4. Insussistenti s’appalesano le violazioni di legge denunziate con il secondo e terzo motivo, che reieterano le doglianze già formulate in sede d’appello e motivatamente evase dalla Corte territoriale sia con riguardo alle ipotesi di truffa che di violenza sessuale.
La condotta dell’imputato secondo la ricostruzione dei giudici di merito è consistita nell’accreditarsi come mago presso le pp.oo. e nel vantare le proprie capacità di incidere favorevolmente sulle situazioni familiari delle stesse attraverso riti e pratiche esoteriche, previa corresponsione di consistenti importi di danaro, determinati dalla prospettazione di pericoli ed insidie nei confronti dei congiunti.

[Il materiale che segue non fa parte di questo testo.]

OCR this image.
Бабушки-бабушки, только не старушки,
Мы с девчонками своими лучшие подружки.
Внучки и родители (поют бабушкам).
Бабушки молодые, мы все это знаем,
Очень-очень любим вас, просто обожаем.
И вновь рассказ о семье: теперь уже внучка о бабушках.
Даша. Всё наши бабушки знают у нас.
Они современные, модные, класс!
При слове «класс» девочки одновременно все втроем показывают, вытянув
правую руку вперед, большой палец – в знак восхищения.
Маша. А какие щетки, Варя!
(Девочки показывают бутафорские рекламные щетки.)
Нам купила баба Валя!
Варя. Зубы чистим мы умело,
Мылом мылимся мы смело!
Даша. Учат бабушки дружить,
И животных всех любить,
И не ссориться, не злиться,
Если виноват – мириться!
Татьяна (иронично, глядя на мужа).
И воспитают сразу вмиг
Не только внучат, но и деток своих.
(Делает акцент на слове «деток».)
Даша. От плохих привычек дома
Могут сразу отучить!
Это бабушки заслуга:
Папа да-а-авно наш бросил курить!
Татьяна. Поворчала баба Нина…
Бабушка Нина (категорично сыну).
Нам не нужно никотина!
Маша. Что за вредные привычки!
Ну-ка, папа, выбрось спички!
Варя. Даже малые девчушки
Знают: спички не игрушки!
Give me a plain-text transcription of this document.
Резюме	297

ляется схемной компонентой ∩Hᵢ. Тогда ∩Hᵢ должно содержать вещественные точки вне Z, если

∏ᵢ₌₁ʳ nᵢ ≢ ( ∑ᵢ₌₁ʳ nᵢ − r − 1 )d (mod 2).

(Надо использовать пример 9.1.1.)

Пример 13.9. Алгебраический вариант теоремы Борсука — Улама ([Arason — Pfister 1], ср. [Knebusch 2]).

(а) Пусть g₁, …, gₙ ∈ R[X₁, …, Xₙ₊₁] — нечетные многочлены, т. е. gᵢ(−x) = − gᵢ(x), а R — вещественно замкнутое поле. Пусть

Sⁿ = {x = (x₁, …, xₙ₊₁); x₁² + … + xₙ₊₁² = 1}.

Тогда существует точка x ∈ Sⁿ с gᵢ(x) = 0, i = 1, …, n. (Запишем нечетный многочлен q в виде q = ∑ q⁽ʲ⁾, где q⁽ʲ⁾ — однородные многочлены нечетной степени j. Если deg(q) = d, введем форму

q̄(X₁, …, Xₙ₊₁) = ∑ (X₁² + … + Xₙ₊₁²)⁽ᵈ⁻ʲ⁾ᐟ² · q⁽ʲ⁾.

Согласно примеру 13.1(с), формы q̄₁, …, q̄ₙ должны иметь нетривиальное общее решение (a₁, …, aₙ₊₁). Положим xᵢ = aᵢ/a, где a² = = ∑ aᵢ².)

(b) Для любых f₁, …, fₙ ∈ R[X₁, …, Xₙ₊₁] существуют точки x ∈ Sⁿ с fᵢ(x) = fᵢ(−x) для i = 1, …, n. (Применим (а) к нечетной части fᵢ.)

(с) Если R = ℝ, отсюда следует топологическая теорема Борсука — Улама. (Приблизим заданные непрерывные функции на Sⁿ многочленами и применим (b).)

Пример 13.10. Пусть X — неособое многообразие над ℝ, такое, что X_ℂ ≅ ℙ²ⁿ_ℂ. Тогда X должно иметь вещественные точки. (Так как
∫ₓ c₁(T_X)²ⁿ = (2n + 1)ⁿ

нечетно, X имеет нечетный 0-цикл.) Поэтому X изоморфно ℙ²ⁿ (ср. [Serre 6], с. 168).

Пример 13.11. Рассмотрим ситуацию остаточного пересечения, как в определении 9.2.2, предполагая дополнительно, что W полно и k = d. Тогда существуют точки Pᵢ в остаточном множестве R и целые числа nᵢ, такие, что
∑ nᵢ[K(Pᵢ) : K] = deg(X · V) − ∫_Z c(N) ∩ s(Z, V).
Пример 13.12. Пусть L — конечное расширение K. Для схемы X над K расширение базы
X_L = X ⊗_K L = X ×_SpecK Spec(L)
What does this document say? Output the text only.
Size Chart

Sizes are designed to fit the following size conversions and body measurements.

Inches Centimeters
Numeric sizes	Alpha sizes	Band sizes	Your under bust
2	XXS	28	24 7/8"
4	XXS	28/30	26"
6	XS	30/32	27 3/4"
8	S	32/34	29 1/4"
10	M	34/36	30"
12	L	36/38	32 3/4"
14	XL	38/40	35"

Secondo il costante avviso della giurisprudenza di legittimità integra il reato di truffa aggravata il comportamento di colui che, sfruttando la fama di mago, chiromante, occultista o guaritore, ingeneri nelle persone offese la convinzione dell’esistenza di gravi pericoli gravanti su di esse o sui loro familiari e, facendo loro credere di poter scongiurare i prospettati pericoli con i rituali magici da lui praticati, le induca in errore, così procurandosi l’ingiusto profitto consistente nell’incameramento delle somme di denaro elargitegli con correlativo danno per le medesime (Sez. 2, n. 42445 del 19/10/2012, Aloise, Rv. 253647; n. 1862 del 19/12/2005, Locaputo ed altro, Rv. 233361; n. 1910 del 20/12/2004, Simonelli, Rv. 230694).
4.1 La sentenza impugnata, che richiama il supporto argomentativo di quella primo grado e alla stessa si salda, attesa la piena conformità dei criteri valutativi adottati, ha dato ampio e persuasivo conto della infondatezza dei rilievi difensivi sia in relazione all’idoneità degli artifizi e raggiri che al profilo del danno. Devesi in proposito evidenziare che ai fini della configurabilità del reato di truffa, il giudizio sulla idoneità della condotta a trarre in inganno la vittima deve essere effettuato "ex post" ed in concreto, con la conseguenza che la non particolare raffinatezza degli artifizi utilizzati, ovvero la stato di vulnerabilità della vittima, non escludono l’offensività della condotta (Sez. 2, n. 30952 del 15/06/2016, Beltrami e altro, Rv. 267380; Sez. 6, n. 26107 del 14/04/2003, Rv. 225872). Quanto al danno che la difesa assume insussistente in quanto gli esborsi di danaro sopportati corrisponderebbero al compenso del B. per l’opera prestata, devesi rilevare come gli stessi - in quanto frutto di attività fraudolenta e, quindi, di determinazioni volitive inficiate da errore per effetto degli artifizi e raggiri dell’imputato - sono giuridicamente sine causa e finalizzati esclusivamente all’ingiusto profitto dell’agente.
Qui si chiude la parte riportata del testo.